Notable initiatives include scaling up catalytic capital platforms such as the Platform for Investment Support and Technical Assistance (PISTA), outcome-based finance models like the Outcomes Accelerator and facilitating diaspora investment. For the first time, FFD4 brings together business groups and investor alliances through the FFD4 Business Steering Committee. At the SDG Investment Fair, for example, developing countries pitched over $5 billion in projects to investors and development financiers.
FFD4 also calls for reducing structural barriers to micro, small and medium enterprises’ (MSMEs) access to finance, especially in developing countries, through expanded access to microcredits, local financial institutions and digital tools, while promoting capacity building and leveraging DFIs to provide guarantees, on-lending and local currency financing. FFD4 also reaffirms that remittances are a complement to development assistance and foreign investment, not a substitute. Hence, the conference commits to reducing remittance costs to below 3 percent by 2030 through digital remittance solutions, encouraging competition among money transfer operators, implementing transparency requirements for fees and commissions, and accelerating access to transaction accounts and financial services for migrants and their families.

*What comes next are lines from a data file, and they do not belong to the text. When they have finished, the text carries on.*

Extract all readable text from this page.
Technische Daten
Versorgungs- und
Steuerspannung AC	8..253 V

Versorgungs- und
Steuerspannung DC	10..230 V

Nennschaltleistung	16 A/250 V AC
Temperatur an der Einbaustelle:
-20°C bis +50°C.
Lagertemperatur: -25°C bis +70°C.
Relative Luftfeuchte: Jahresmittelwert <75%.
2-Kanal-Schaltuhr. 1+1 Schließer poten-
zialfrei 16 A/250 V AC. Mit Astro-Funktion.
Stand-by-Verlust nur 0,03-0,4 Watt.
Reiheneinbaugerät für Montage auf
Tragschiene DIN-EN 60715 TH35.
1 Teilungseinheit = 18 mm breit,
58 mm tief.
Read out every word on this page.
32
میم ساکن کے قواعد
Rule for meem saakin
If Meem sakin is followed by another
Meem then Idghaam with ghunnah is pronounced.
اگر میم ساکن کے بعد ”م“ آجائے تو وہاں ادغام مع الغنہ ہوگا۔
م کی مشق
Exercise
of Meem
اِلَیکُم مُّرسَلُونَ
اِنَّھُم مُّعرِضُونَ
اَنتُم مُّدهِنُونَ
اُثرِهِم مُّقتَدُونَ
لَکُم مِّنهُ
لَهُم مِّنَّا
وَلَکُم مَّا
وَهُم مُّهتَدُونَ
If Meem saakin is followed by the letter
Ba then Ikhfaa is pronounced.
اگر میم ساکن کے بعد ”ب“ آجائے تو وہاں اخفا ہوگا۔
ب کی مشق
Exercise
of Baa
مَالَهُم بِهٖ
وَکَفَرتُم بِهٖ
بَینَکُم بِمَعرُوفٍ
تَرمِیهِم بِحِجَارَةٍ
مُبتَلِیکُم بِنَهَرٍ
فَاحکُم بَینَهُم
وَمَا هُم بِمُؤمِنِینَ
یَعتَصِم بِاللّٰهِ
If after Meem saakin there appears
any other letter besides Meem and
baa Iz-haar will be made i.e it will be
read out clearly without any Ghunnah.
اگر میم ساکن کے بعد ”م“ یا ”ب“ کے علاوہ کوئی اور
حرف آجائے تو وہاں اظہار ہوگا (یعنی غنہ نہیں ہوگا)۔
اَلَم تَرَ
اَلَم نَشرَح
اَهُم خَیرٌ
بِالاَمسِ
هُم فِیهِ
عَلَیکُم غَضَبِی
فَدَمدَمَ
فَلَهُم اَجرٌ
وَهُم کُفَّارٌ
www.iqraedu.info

Lastly, FFD4 uses the Multidimensional Vulnerability Index (MVI) to complement Gross Domestic Product (GDP) in determining eligibility for concessional finance, especially for integration into graduation planning and special windows for small island developing states. Previous frameworks relied solely on GDP thresholds, but now MVI, including gender budgeting, green taxation and care economy investments, are embedded across the public finance agenda.
The successful completion of the conference and the positive affirmation from the UN, countries, MDBs, investors and civil society demonstrate that multilateralism is still alive. However, implementing such ambitious goals will depend on the coordinated efforts of all parties.